How should I evaluate prospective solo 401k providers?

I have recently become an independent contractor and I'm in it for the long haul. I've done the reading about IRAs vs. solo 401k and the latter is for me: it will allow me to contribute much more money for my retirement.

Now, to pick a provider! On what criteria should I compare them?
posted by gsh to Work & Money (2 answers total) 5 users marked this as a favorite
 
The criteria laid out in A Random Walk Down Wallstreet by Burton Malkiel is that you want a no-load index fund.

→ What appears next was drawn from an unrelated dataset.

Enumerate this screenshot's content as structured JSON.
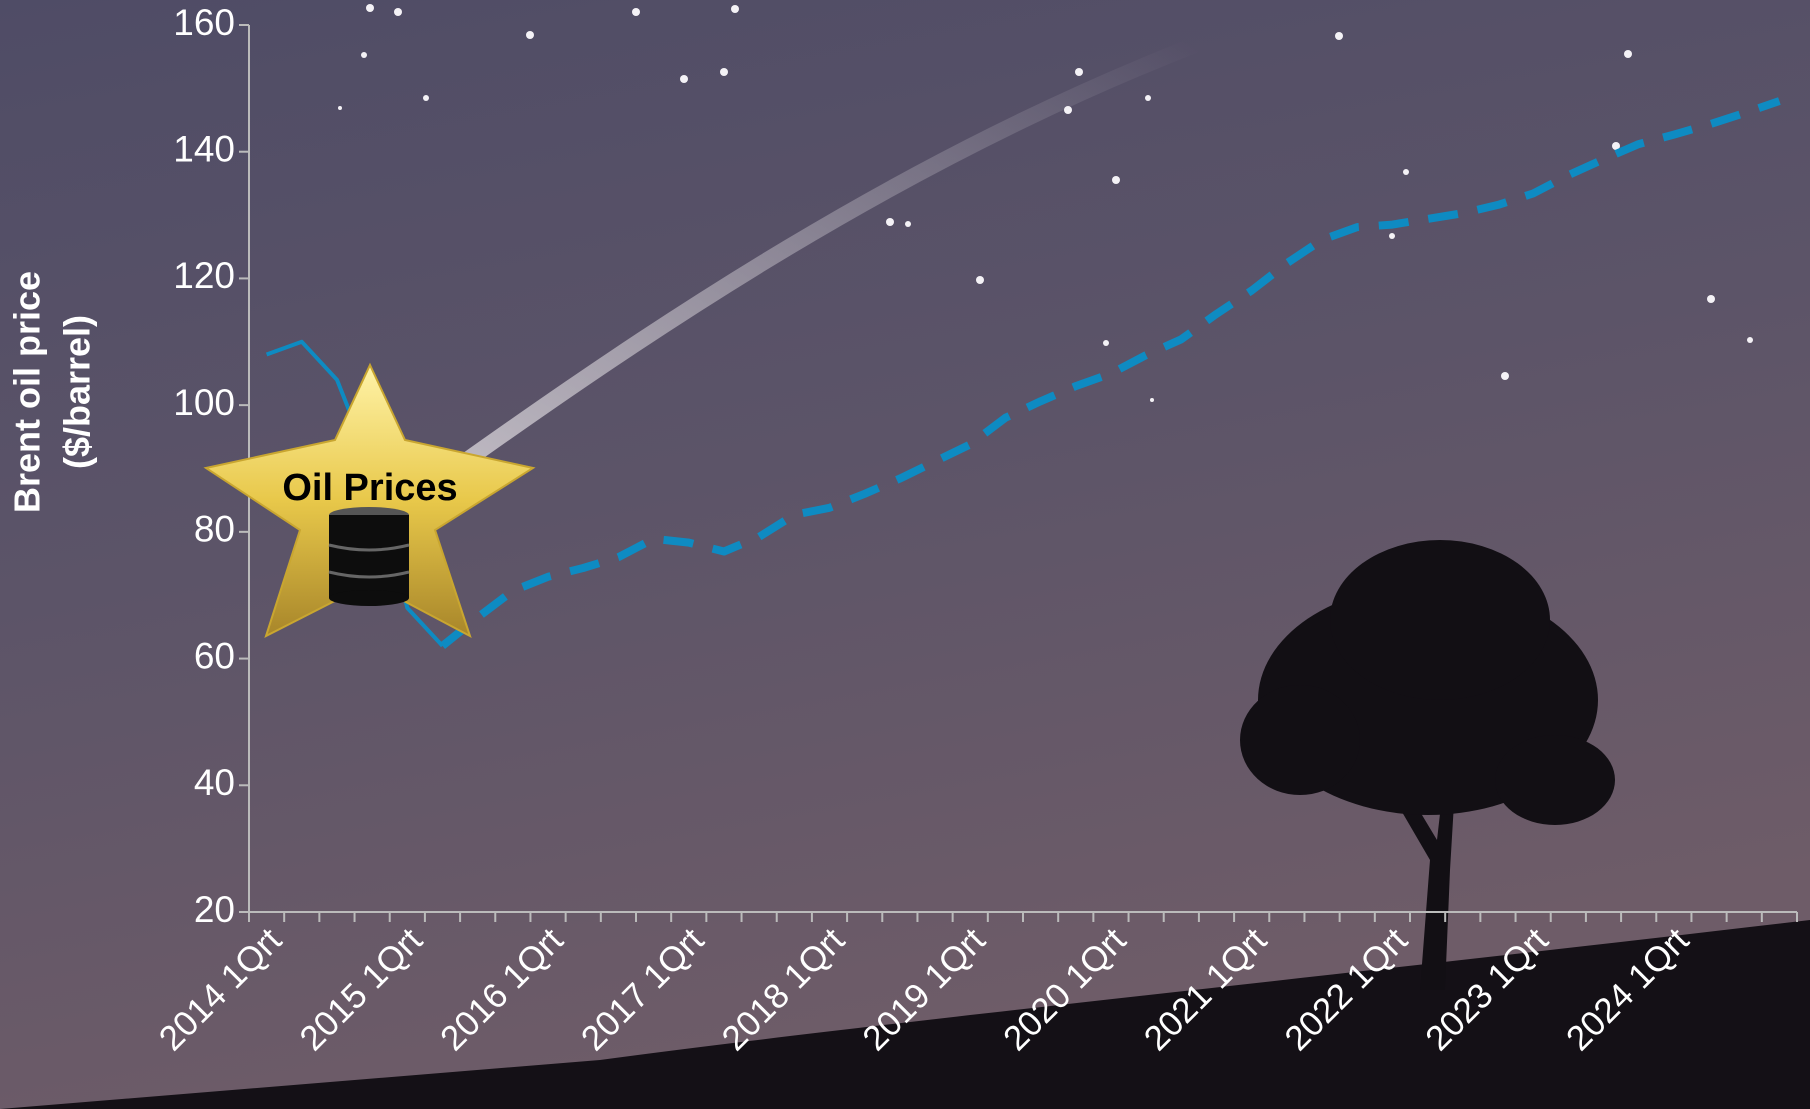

Basically an index fund tries to match the market - e.g. just stocks from the S&P 500 rebalanced occasionally if one stock dives or rises to represent a disproportionate amount of your holdings. "Don't try to beat the market, just try to match it, over the long term it's always done very well, and often better than the pundits" is the basic message.

Since it's pretty automatic, there's no person to pay for managing it, so you don't pay a management fee, hence being no-load. The more fees you pay, the less of what the fund earns ends up in your pocket.

Vanguard - the company Burton Malkiel founded or worked at when he first wrote the book in the 70's, and I believe pioneered no load index funds, but are by no means the only ones offering this type of investment.

You should also look into basic lifecycle investing - you want more volatility when you're young and can potentially make bucket loads, but can also afford to lose bucketloads. By the time you near retirement you want to be mostly out of the stock market & into much more stable investments that return a steady income with very little risk.

Nearly every mutual fund company should have an index fund that automatically adjusts itself as you age, but these may or may not carry fees.
posted by Muffy at 8:39 PM on November 17, 2008


A friend of mine in this situation was able to come up with something through Fidelity that was pretty good. He is a member of the Freelancer's Union and said that they also had some useful info. His criteria were: fees, available investments and flexibility (i.e. whether he could easily roll-over other investments into his 401k, etc.). Basically, he found that as fees go up, so do available investments and flexibility.

Muffy, you are answering an entirely different question.